Lutz Study Published in Journal.
In a study published in the Sociology of Education journal, Amy Lutz examines immigrant black high school graduates and the likelihood that this population would attend selective colleges and universities than both native black and white students in America. The study, entitled "How African American Is the Net Black Advantage? Differences in College Attendance Among Immigrant Blacks, Native Blacks, and Whites," investigates whether the immigrant population could be driving blacks' relatively higher odds of college enrollment compared to similar whites, particularly in light of high levels of educational attainment among the adult black immigrant population. Read more.
News from Dean Wallerstein - Maxwell Professor Christine Himes named director of the Center for Policy Research.
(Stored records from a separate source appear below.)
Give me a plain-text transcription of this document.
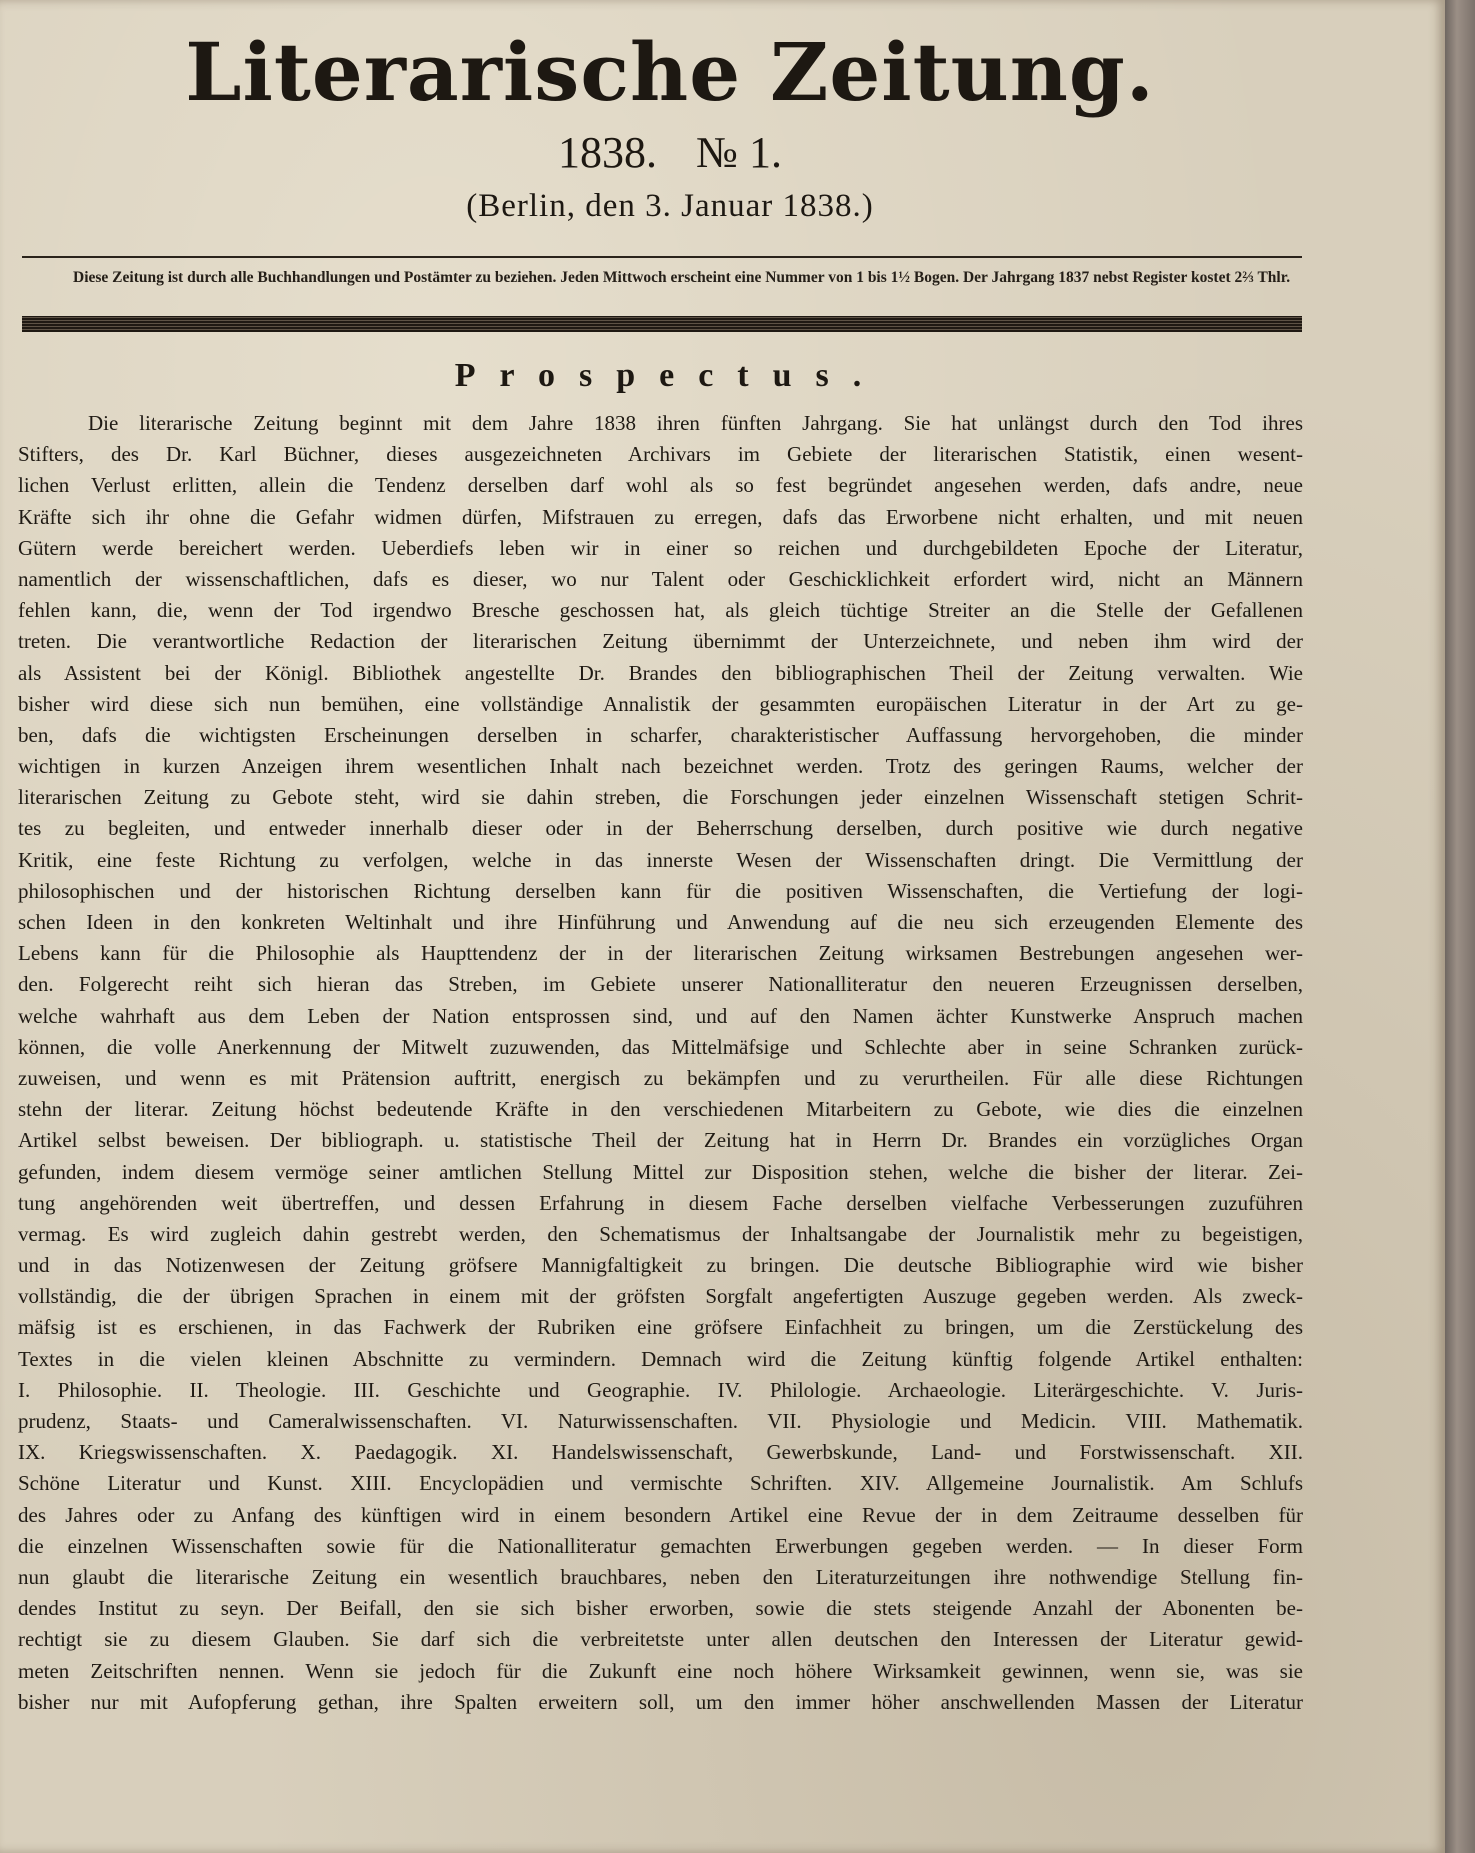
Literarische Zeitung.
1838. № 1.
(Berlin, den 3. Januar 1838.)
Diese Zeitung ist durch alle Buchhandlungen und Postämter zu beziehen. Jeden Mittwoch erscheint eine Nummer von 1 bis 1½ Bogen. Der Jahrgang 1837 nebst Register kostet 2⅔ Thlr.
Prospectus.
Die literarische Zeitung beginnt mit dem Jahre 1838 ihren fünften Jahrgang. Sie hat unlängst durch den Tod ihres
Stifters, des Dr. Karl Büchner, dieses ausgezeichneten Archivars im Gebiete der literarischen Statistik, einen wesent-
lichen Verlust erlitten, allein die Tendenz derselben darf wohl als so fest begründet angesehen werden, dafs andre, neue
Kräfte sich ihr ohne die Gefahr widmen dürfen, Mifstrauen zu erregen, dafs das Erworbene nicht erhalten, und mit neuen
Gütern werde bereichert werden. Ueberdiefs leben wir in einer so reichen und durchgebildeten Epoche der Literatur,
namentlich der wissenschaftlichen, dafs es dieser, wo nur Talent oder Geschicklichkeit erfordert wird, nicht an Männern
fehlen kann, die, wenn der Tod irgendwo Bresche geschossen hat, als gleich tüchtige Streiter an die Stelle der Gefallenen
treten. Die verantwortliche Redaction der literarischen Zeitung übernimmt der Unterzeichnete, und neben ihm wird der
als Assistent bei der Königl. Bibliothek angestellte Dr. Brandes den bibliographischen Theil der Zeitung verwalten. Wie
bisher wird diese sich nun bemühen, eine vollständige Annalistik der gesammten europäischen Literatur in der Art zu ge-
ben, dafs die wichtigsten Erscheinungen derselben in scharfer, charakteristischer Auffassung hervorgehoben, die minder
wichtigen in kurzen Anzeigen ihrem wesentlichen Inhalt nach bezeichnet werden. Trotz des geringen Raums, welcher der
literarischen Zeitung zu Gebote steht, wird sie dahin streben, die Forschungen jeder einzelnen Wissenschaft stetigen Schrit-
tes zu begleiten, und entweder innerhalb dieser oder in der Beherrschung derselben, durch positive wie durch negative
Kritik, eine feste Richtung zu verfolgen, welche in das innerste Wesen der Wissenschaften dringt. Die Vermittlung der
philosophischen und der historischen Richtung derselben kann für die positiven Wissenschaften, die Vertiefung der logi-
schen Ideen in den konkreten Weltinhalt und ihre Hinführung und Anwendung auf die neu sich erzeugenden Elemente des
Lebens kann für die Philosophie als Haupttendenz der in der literarischen Zeitung wirksamen Bestrebungen angesehen wer-
den. Folgerecht reiht sich hieran das Streben, im Gebiete unserer Nationalliteratur den neueren Erzeugnissen derselben,
welche wahrhaft aus dem Leben der Nation entsprossen sind, und auf den Namen ächter Kunstwerke Anspruch machen
können, die volle Anerkennung der Mitwelt zuzuwenden, das Mittelmäfsige und Schlechte aber in seine Schranken zurück-
zuweisen, und wenn es mit Prätension auftritt, energisch zu bekämpfen und zu verurtheilen. Für alle diese Richtungen
stehn der literar. Zeitung höchst bedeutende Kräfte in den verschiedenen Mitarbeitern zu Gebote, wie dies die einzelnen
Artikel selbst beweisen. Der bibliograph. u. statistische Theil der Zeitung hat in Herrn Dr. Brandes ein vorzügliches Organ
gefunden, indem diesem vermöge seiner amtlichen Stellung Mittel zur Disposition stehen, welche die bisher der literar. Zei-
tung angehörenden weit übertreffen, und dessen Erfahrung in diesem Fache derselben vielfache Verbesserungen zuzuführen
vermag. Es wird zugleich dahin gestrebt werden, den Schematismus der Inhaltsangabe der Journalistik mehr zu begeistigen,
und in das Notizenwesen der Zeitung gröfsere Mannigfaltigkeit zu bringen. Die deutsche Bibliographie wird wie bisher
vollständig, die der übrigen Sprachen in einem mit der gröfsten Sorgfalt angefertigten Auszuge gegeben werden. Als zweck-
mäfsig ist es erschienen, in das Fachwerk der Rubriken eine gröfsere Einfachheit zu bringen, um die Zerstückelung des
Textes in die vielen kleinen Abschnitte zu vermindern. Demnach wird die Zeitung künftig folgende Artikel enthalten:
I. Philosophie. II. Theologie. III. Geschichte und Geographie. IV. Philologie. Archaeologie. Literärgeschichte. V. Juris-
prudenz, Staats- und Cameralwissenschaften. VI. Naturwissenschaften. VII. Physiologie und Medicin. VIII. Mathematik.
IX. Kriegswissenschaften. X. Paedagogik. XI. Handelswissenschaft, Gewerbskunde, Land- und Forstwissenschaft. XII.
Schöne Literatur und Kunst. XIII. Encyclopädien und vermischte Schriften. XIV. Allgemeine Journalistik. Am Schlufs
des Jahres oder zu Anfang des künftigen wird in einem besondern Artikel eine Revue der in dem Zeitraume desselben für
die einzelnen Wissenschaften sowie für die Nationalliteratur gemachten Erwerbungen gegeben werden. — In dieser Form
nun glaubt die literarische Zeitung ein wesentlich brauchbares, neben den Literaturzeitungen ihre nothwendige Stellung fin-
dendes Institut zu seyn. Der Beifall, den sie sich bisher erworben, sowie die stets steigende Anzahl der Abonenten be-
rechtigt sie zu diesem Glauben. Sie darf sich die verbreitetste unter allen deutschen den Interessen der Literatur gewid-
meten Zeitschriften nennen. Wenn sie jedoch für die Zukunft eine noch höhere Wirksamkeit gewinnen, wenn sie, was sie
bisher nur mit Aufopferung gethan, ihre Spalten erweitern soll, um den immer höher anschwellenden Massen der Literatur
"I am delighted that Christine Himes has accepted my invitation to become the next director of the Center for Policy Research," says Dean Mitchel Wallerstein. "She is a long-time faculty member of CPR, and has built an impressive record of scholarship, pedagogy, and administration during her 14 years in the Maxwell School’s Department of Sociology. Chris served for five years as the Chair of the department, during which time she impressed me with her effective management skills and strong leadership abilities. I am confident on this basis that Professor Himes will bring new energy and vision to the Center and help it to move forward with its important work. I also would like to thank Professor Douglas Wolf for his leadership as Interim Director of CPR. Doug was able to bring to bear his long experience and his knowledge of CPR in shepherding the Center through this transition. He will hand off the leadership responsibilities with the organization in stable condition." Himes has worked and published in the areas of family care giving, demography and population projections, and patterns of health and mortality in later life. Her recent research has focused on the role of obesity in health and functioning at older ages. She has served as a consultant to the Bureau of the Census and to the Secretary of Health and Human Services. In 2007, she was honored as SU’s United Methodist University Scholar/Teacher of the Year. Himes received her Ph.D. in demography and sociology from the University of Pennsylvania.